If you’re looking for a slightly classier look than a scrap of perfboard stuck on the wall with what appears to be chewing gum, we’ve also seen the ESP8266 used in some more ornate doorbell setups. Of course if you still haven’t gotten your head wrapped around the whole Internet-connected button thing, you can always start with something a little easier.

27 thoughts on “Building An ESP8266 Doorbell On Hard Mode

  1. This is even more complex in the USA. USA doorbells are usually 12VAC to a button in series with the chime. The chime can draw significant current when it is power (for example a mechanical bell). You can use a TRIAC to solve this problem, but it is not simple. Has someone previously designed a solution to this?

    1. Put a AC input photocoupler (regular one might work too, I don’t know) across the button. When the button is not pressed current flows through the photocoupler and chime coil which turns the photocoupler on. When button is pressed the input to the photocoupler is shunted and the photocoupler turns off.

        1. Oh yeah…I was just focused on how to get the trigger from the doorbell button. Put an appropriate sized power resistor across the doorbell button and use the voltage drop across it to power the ESP. Small lipo battery to keep the ESP alive when its not getting doorbell power.

        1. If they cut the electricity in your apartment when you ‘forget’ to pay the bill you can charge your phone with that current. At least if there’s an incandescent bulb in the button. Had to do it once.

    2. Not just in the USA. In Europe a “normal” door bell also usually operates at 10-14VAC, using a simple mains powered transformer and a button in series with a chime or bell.

      Since the article on [Miguel]s system mentions intercom and handset I’m assuming he’s living in an apartment building with an intercom and a board of doorbells at the entrance, where you press the doorbell for whomever you want to visit, they pick up the intercom handset to ask who is there, you talk a bit, then they press a “door open” button to let you in. I’m assuming they have that sort of system in the US as well.

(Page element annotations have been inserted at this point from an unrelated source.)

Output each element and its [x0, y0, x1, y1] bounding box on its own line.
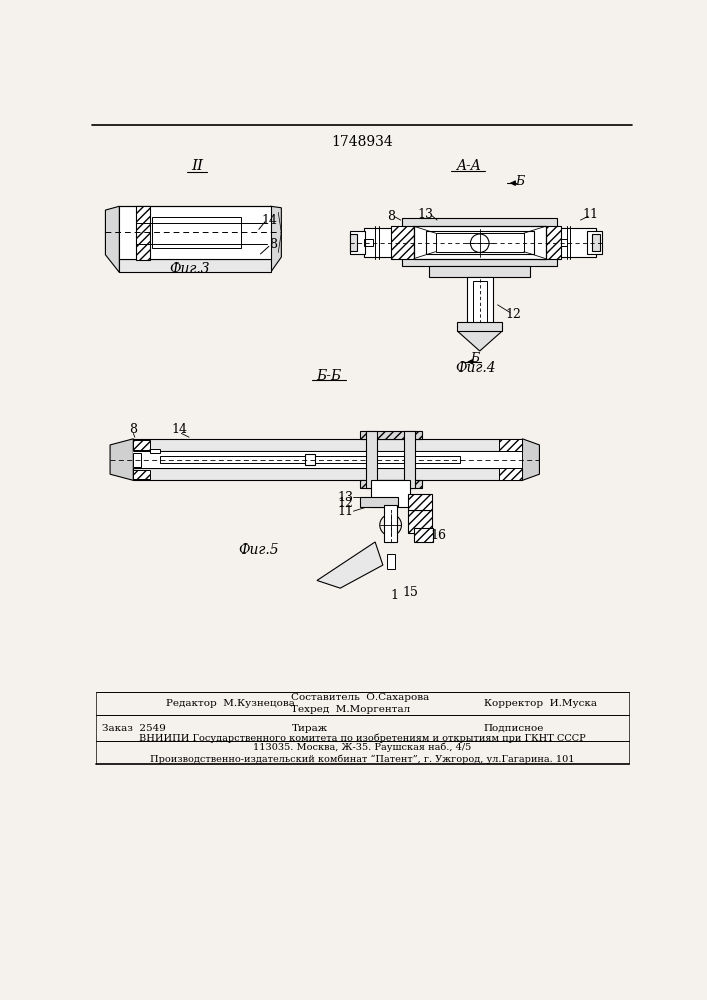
Text: Б: Б [469, 352, 479, 365]
Bar [402, 255, 557, 266]
Text: Тираж: Тираж [291, 724, 327, 733]
Text: ВНИИПИ Государственного комитета по изобретениям и открытиям при ГКНТ СССР: ВНИИПИ Государственного комитета по изоб… [139, 734, 585, 743]
Bar [473, 281, 486, 323]
Bar [360, 431, 421, 439]
Bar [587, 231, 602, 254]
Bar [409, 494, 432, 510]
Text: 113035. Москва, Ж-35. Раушская наб., 4/5: 113035. Москва, Ж-35. Раушская наб., 4/5 [253, 743, 471, 752]
Bar [349, 234, 357, 251]
Text: Производственно-издательский комбинат “Патент”, г. Ужгород, ул.Гагарина. 101: Производственно-издательский комбинат “П… [150, 754, 574, 764]
Text: 8: 8 [269, 238, 277, 251]
Text: Техред  М.Моргентал: Техред М.Моргентал [291, 705, 411, 714]
Bar [402, 218, 557, 229]
Text: 11: 11 [337, 505, 354, 518]
Bar [387, 554, 395, 569]
Bar [429, 266, 530, 277]
Text: Фиг.3: Фиг.3 [169, 262, 209, 276]
Bar [391, 226, 414, 259]
Polygon shape [522, 439, 539, 480]
Text: 11: 11 [583, 208, 599, 221]
Bar [160, 456, 460, 463]
Bar [409, 510, 432, 533]
Bar [151, 449, 160, 453]
Bar [414, 528, 433, 542]
Text: Б: Б [515, 175, 524, 188]
Text: Корректор  И.Муска: Корректор И.Муска [484, 699, 597, 708]
Text: II: II [191, 159, 203, 173]
Polygon shape [110, 439, 134, 480]
Text: 15: 15 [402, 586, 418, 599]
Bar [414, 226, 546, 259]
Bar [557, 228, 596, 257]
Bar [363, 228, 402, 257]
Bar [152, 217, 241, 248]
Text: 13: 13 [337, 491, 354, 504]
Bar [592, 234, 600, 251]
Polygon shape [317, 542, 383, 588]
Bar [360, 480, 421, 488]
Text: 14: 14 [172, 423, 188, 436]
Bar [404, 431, 416, 488]
Bar [360, 497, 398, 507]
Bar [136, 206, 151, 260]
Bar [557, 239, 566, 246]
Text: 16: 16 [431, 529, 447, 542]
Text: 14: 14 [261, 214, 277, 227]
Bar [467, 277, 493, 323]
Polygon shape [271, 206, 281, 272]
Bar [134, 468, 522, 480]
Bar [385, 505, 397, 542]
Text: Фиг.5: Фиг.5 [238, 543, 279, 557]
Text: Редактор  М.Кузнецова: Редактор М.Кузнецова [166, 699, 295, 708]
Text: Составитель  О.Сахарова: Составитель О.Сахарова [291, 693, 430, 702]
Bar [349, 231, 365, 254]
Text: Фиг.4: Фиг.4 [455, 361, 496, 375]
Bar [134, 453, 141, 466]
Bar [457, 322, 502, 331]
Text: 13: 13 [418, 208, 433, 221]
Bar [134, 470, 151, 479]
Text: A-A: A-A [456, 159, 481, 173]
Polygon shape [457, 331, 502, 351]
Bar [363, 239, 373, 246]
Text: 12: 12 [337, 497, 354, 510]
Bar [538, 226, 561, 259]
Bar [436, 233, 524, 252]
Text: 1748934: 1748934 [331, 135, 393, 149]
Bar [499, 468, 522, 480]
Text: 8: 8 [387, 210, 395, 223]
Bar [134, 439, 522, 451]
Bar [305, 454, 315, 465]
Text: 1: 1 [390, 589, 399, 602]
Text: 12: 12 [505, 308, 521, 321]
Bar [426, 231, 534, 254]
Bar [371, 480, 410, 507]
Text: Подписное: Подписное [484, 724, 544, 733]
Bar [134, 440, 151, 450]
Bar [134, 451, 522, 468]
Polygon shape [105, 206, 119, 272]
Text: 8: 8 [129, 423, 137, 436]
Bar [499, 439, 522, 451]
Bar [366, 431, 378, 488]
Bar [119, 206, 271, 259]
Text: Б-Б: Б-Б [316, 369, 341, 383]
Text: Заказ  2549: Заказ 2549 [103, 724, 166, 733]
Bar [119, 259, 271, 272]
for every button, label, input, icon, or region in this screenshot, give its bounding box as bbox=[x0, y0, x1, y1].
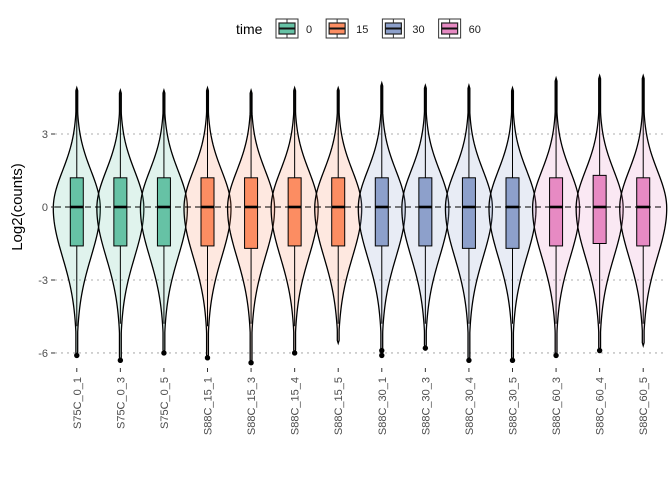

  2. When I need several GPIOs, I use ESP12. But many times we need just one, and the temptation to use a ESP01 is big. I wonder why they put the GPIO02 and not GPIO04. But, that is what we have. The solution I found, is to solder a very tiny wire directly on the ESP8266 chip. GPIO04 and 05 are located on the corners of the chip, so I very bad solder like me can do it very easy. After that any epoxy glue will finish the job. I have like 10 ESP01 running in my house with this “hack”, and for me was the only bullet proof solution.
    But if you want to stick to GPIO00 you can try some .1uF capacitor in series with the GPIO… should work

  3. My doorbell uses a 12v transformer and bell that only receives power when the button is pressed (and the light burned out years ago).

    So my thought is to use an ATTiny powered by small battery in sleep mode, wake-up when the doorbell is pressed, power-on the ESP module, send a message and go back to sleep.

    Just throwing that out there.

    1. I would love to see that solution. Also want to build something like this, but my background is software development and not electrical engineering, so I might (literally) burn myself.

  4. Remove the transistor, so the signal sits high and goes low only when active. The ESP01 will still go into programming mode if it is power cycled while the button is pressed, but it’s a very simple mod.

  5. Get rid of all the analog bits and the 2N2222 and replace them with a 74AHC132 Schmitt NAND. Gives you better cleanup of the input signal and enough logic to manage GPIO0 during power-up.

    1. Hmm. Might need a PNP transistor cleaning up the input from the button to generate a detectable low by the schmitt.
      Input goes through R to base of BJT. Diode from base to 3v3 to protect against 5V high input. E to 3V3. C via R to GND. Drive schmitt from the C-R junction.

  6. I connected my ESP01 to a 3V lithium battery, assigned static IP, put a magnetic reed switch on the reset pin, and removed the power LED. Runs once then deep sleeps.

  7. Could be nice to have the HaD community provides a solution here.
    I am a software engineer, not electrical one, so I planned to do it fully digital with a RPi/BBB but would love to see this resolved.